I'm assuming that's you there, but you look about 8! Marvellous. Lucky you...
Little Pettie, not litte. Darn.
Where are the tadpoles?
It looks like you are looking down on the earth from....? Je ne sais pas!
when you change your attitude, you change your world.
looks like your world is going to be full of blue sky.
ginab: when she was 8, she had a lot more hair.
Somewhere under the rainbow
Looking at Paul Bunyan's footprint after the rain.
Very clever and cool! Love the colours too!
My first thought was, ``Dang, Boz can sure handle a camera...'' Then I saw John's byline.
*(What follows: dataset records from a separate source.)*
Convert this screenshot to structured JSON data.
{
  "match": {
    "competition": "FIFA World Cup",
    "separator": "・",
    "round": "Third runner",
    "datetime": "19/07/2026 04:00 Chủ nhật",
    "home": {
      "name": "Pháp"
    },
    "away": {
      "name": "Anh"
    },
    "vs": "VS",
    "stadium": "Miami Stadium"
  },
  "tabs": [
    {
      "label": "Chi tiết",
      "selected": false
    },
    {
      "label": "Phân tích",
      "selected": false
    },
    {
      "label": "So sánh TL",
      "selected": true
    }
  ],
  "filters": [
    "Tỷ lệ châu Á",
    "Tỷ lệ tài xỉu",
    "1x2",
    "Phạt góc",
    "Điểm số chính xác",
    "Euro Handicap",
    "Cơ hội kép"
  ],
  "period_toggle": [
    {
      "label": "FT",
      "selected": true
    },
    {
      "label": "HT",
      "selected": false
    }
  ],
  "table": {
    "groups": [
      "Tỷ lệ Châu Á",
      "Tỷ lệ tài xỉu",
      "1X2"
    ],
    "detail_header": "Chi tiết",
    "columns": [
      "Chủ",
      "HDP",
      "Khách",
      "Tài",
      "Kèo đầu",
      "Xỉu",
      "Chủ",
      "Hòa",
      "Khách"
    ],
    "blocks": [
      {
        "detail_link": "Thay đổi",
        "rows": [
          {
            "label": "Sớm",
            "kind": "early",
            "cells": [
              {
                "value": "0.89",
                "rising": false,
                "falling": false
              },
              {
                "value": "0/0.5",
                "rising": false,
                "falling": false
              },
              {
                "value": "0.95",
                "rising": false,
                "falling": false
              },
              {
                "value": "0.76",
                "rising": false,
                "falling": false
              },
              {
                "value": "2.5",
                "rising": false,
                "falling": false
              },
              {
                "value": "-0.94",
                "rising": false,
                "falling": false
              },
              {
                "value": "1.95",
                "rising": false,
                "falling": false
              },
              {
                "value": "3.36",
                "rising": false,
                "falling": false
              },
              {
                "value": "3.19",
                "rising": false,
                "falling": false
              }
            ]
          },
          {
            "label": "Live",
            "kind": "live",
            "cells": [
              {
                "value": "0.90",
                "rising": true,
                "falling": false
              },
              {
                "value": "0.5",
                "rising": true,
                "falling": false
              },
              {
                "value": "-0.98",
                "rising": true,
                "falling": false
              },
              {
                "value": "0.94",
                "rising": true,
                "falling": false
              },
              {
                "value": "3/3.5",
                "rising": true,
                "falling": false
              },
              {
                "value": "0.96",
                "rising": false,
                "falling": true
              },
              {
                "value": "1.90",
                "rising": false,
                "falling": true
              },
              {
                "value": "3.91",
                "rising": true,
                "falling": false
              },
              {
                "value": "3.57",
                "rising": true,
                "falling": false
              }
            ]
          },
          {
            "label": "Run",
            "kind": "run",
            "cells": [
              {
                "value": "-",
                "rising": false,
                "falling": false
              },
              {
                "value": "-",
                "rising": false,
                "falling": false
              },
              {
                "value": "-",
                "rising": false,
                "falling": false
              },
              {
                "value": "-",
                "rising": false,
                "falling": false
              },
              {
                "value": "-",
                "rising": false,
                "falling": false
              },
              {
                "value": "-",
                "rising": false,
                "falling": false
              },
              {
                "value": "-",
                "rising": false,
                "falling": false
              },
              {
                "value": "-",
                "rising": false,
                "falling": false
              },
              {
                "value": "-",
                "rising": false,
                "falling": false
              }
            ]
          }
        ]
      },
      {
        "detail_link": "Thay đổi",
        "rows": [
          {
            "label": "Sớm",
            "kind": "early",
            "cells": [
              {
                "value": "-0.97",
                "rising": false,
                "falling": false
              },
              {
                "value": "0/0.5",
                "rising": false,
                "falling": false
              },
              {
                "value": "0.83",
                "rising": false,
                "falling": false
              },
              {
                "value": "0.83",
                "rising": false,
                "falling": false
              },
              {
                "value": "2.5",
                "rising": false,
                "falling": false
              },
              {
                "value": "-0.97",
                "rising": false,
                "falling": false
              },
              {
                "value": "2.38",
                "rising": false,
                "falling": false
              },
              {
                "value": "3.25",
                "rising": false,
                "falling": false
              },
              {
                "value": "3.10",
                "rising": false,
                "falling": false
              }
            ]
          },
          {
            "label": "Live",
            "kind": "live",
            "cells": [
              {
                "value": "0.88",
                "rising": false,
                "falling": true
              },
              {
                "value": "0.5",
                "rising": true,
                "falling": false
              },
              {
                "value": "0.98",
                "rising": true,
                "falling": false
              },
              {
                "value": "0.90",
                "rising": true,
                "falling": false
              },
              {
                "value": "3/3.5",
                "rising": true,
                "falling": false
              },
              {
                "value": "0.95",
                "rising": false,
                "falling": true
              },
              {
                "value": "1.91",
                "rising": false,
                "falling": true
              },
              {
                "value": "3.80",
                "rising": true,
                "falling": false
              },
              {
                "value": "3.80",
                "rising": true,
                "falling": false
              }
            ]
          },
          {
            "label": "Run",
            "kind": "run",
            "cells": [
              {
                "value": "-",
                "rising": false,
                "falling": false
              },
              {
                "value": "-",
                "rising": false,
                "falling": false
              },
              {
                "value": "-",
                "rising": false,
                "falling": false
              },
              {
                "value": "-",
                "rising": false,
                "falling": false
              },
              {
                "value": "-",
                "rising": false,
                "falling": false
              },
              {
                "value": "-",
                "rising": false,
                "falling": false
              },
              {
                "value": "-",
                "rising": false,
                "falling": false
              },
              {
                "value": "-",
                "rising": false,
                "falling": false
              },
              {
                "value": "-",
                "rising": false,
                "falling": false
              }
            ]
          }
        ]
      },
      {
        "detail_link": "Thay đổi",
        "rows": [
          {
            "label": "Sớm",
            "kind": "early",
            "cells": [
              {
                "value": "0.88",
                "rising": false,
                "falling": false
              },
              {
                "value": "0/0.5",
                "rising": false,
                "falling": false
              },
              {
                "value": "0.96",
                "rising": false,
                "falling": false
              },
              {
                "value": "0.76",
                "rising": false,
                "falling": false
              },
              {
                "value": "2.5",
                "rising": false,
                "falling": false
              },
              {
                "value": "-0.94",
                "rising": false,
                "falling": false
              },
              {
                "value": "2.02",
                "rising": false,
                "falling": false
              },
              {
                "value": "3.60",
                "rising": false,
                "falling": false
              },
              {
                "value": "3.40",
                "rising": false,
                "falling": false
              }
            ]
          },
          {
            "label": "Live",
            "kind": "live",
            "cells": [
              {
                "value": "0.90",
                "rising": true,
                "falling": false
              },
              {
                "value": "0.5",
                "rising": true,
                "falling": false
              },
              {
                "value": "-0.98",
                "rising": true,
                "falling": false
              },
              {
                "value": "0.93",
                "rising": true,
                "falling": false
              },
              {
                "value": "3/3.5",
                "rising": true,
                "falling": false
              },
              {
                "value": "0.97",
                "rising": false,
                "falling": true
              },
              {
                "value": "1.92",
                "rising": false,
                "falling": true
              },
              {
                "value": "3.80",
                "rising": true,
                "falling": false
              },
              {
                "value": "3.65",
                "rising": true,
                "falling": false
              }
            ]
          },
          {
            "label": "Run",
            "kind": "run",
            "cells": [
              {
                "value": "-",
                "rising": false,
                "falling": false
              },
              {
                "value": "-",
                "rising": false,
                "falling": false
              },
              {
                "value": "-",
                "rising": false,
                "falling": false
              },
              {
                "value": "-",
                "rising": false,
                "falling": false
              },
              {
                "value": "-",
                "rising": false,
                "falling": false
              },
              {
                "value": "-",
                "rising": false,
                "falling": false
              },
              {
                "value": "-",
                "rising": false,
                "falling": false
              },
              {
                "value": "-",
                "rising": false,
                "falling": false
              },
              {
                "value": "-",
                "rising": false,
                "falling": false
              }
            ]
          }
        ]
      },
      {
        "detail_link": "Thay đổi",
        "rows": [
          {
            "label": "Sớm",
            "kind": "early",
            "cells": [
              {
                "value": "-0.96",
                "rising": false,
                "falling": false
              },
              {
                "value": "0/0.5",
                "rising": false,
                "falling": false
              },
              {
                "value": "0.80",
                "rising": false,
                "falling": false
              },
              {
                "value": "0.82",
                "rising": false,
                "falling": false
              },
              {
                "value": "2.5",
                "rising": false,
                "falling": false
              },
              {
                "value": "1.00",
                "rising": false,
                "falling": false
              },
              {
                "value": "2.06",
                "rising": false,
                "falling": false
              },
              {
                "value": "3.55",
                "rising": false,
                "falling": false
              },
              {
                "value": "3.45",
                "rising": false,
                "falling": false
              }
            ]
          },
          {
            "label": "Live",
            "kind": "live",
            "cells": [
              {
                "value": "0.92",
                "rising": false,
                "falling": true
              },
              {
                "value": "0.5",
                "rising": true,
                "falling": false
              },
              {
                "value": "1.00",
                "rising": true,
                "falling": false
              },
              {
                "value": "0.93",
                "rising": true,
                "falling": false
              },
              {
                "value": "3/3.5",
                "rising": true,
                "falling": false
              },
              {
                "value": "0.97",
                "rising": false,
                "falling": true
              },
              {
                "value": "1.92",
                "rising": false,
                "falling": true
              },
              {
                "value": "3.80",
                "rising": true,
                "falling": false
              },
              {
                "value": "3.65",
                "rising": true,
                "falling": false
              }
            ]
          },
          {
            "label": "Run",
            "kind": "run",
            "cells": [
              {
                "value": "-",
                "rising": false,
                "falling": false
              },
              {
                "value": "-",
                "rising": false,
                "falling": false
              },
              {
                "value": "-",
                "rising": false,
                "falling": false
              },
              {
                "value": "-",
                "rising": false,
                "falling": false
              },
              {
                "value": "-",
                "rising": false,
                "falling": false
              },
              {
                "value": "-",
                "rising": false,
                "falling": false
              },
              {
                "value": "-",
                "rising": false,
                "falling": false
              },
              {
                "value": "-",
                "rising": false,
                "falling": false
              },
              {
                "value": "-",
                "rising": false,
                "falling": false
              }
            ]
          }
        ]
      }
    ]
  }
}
Oh well.
Well, as always I'll lower the tone! -
"Ahhh, thats a relief..."
How come you don't have cowlicks? With a cut like that I'd look like newly sprouted rye grass.
I think I shall name it, "Glimmer-glass" in honor of Anne of Green Gables...
If you lean a bit more you can see through this hole and see China
Picture yourself in a boat on a river, with tangerine trees and marmalade skies...
Looks like a big puddle.
He was thinking of the swirl of hair on the crown of her head, the slope of her neck, how lovely she was. Stirred to his core he quickly snapped the shot and gave in to temptation. He came close so that he could smell her soft skin, feel her warmth, and then . . .
he pushed her gently, playfully forward with a SPLASH where the water main was broken in their yard!
Lovely contemplative portrait of the artist.
Don't jump!!!
Who is that kid? That's not a kid, that's Petrea! Ah, young at heart.
As serene as this photo is (and such wonderful colors!), I do wonder if you're actually smiling, or cracking up, or talking to John as he takes this photo. I guess we'll never know!
It was more cursory than that; I knew the puddle would make a cool backdrop, so I just said "Hang on," & held the camera over P's head. Snap!
“Yes Virginia Woolf had a river, but a lady must work with what she has got!”
DON'T JUMP, it way to shallow.
She stepped into the aura of a blue sky morning...
He just said, "STOP!" and I stopped. I loved the picture so much I posted it. It seemed very zen to me.
What strikes me about it is viewpoint, or POV. I look little because of the POV. John is tall. I'd look big if this photo were taken by a small person.
It seems odd to me that that's how he sees me all the time.
Literary, musical and historical references today (not to mention religious)! What a crowd. Then there's Marley! (hee hee) Thank you all so much.
And thank you, John, for the photo. I love this one.
"I'd look big if this photo were taken by a small person." I married a smart person.
('welcome, sweetie.)
P, what impresses me most about this pix is how you somehow got world famous photographer Sandel to take your picture!!
Yes, indeedy, you ought to be in pictures.
It's an earnest reader, pondering the dilemma of how to keep up with more than one book at a time. :) I agree with the comment you made at the West Coast GB blog about reading more than one book at once; I just don't know how to kick the habit of multi-task reading. I have my:
-bedtime reading
-research reading for work (educational research / professional development for teachers)
-young adult reading (to be able to talk about YA books with my students)
-other seemingly random interests (soccer, animals, California history, gardening)
I don't know how to read everything I want to read without being a promiscuous reader.
Michael, at WCGB I neglected to mention the magazines I'm reading in the bathroom and the breakfast nook. They're not "Glamour" or "Oprah." They're "Archaeology," "Smithsonian," "The Writer," "Writer's Digest," etc.
I sympathize, earnest reader. I can never read enough.